Point of reference for the beat generation in the United States of the 50s, here is the story of Allen Ginsberg.
Who was Allen Ginsberg
Irwin Allen Ginsberg (Newark, June 3, 1926 – New York, April 5, 1997) was an American poet. He grew up in New Jersey with a Jewish family consisting of a poet and professor father, a mother who is a member of the Communist Party and a brother.
From a very young age he understood that he was gifted for writing and so as a teenager writes some letters to the New York Times.
Once graduated, he briefly attended college and then enrolled in the Columbia University and here he writes for the literary magazine of the faculty and for the humorous one by getting noticed on campus.
The artistic and literary experimentation
In recent years he also met some exponents of the beat generation including Jack Kerouac with whom he binds thanks to a series of shared values. Among these is also fundamental for ideological formation Lucien Carr which in reality becomes the point of contact between Ginsberg and the members of the group.

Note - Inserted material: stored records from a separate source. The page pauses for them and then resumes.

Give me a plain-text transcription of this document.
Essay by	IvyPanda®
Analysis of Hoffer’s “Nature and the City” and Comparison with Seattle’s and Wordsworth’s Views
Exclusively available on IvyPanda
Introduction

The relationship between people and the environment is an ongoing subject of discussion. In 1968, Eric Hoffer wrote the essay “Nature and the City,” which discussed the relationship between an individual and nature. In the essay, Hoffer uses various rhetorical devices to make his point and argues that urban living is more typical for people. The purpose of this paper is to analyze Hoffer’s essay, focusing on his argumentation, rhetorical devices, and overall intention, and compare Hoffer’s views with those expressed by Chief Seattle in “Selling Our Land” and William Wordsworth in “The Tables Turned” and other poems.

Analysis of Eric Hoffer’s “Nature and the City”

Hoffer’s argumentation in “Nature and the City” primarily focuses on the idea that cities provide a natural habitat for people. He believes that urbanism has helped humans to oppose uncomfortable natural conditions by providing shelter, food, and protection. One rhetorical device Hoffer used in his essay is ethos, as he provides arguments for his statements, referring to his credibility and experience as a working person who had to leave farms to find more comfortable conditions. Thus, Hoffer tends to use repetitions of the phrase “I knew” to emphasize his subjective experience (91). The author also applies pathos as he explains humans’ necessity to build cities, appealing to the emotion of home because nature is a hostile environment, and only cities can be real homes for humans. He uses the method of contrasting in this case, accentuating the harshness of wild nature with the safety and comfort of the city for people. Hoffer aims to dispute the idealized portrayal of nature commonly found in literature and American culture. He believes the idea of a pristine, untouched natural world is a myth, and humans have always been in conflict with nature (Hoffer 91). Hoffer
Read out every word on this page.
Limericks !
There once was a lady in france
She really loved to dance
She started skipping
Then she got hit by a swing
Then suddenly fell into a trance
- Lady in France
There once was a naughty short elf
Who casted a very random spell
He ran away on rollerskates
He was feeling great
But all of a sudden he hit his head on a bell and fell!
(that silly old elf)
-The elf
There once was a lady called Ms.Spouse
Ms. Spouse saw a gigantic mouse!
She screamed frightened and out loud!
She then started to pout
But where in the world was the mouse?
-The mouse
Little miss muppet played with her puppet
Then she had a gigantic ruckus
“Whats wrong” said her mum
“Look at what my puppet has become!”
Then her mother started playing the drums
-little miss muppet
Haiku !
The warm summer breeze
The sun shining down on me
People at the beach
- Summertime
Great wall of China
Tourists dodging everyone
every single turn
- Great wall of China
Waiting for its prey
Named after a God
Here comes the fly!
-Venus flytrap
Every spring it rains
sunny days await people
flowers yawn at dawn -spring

Another key event during his youth it dates back to 1948 when during a reading by William Blake he experiences a form of hallucination that he will swear not to be linked to drugs or drugs. After this curious episode, it is the San Francisco Renaissance with which he begins to work and create cultural events.
The travels around the world and the approach to spirituality
After the period in San Francisco he begins a period of itinerant experimentation. He moves to Morocco and then to Paris with some friends and colleagues, giving vent to his creativity. For example, “Kaddish” and “Naked meal” date back to this period.
Once the European phase is over, the one in Asia follows, specifically in India where it approaches Buddhist and Krishnaist thinking enough to donate his money to build temples. On his return to the United States he dies following liver cancer in New York City.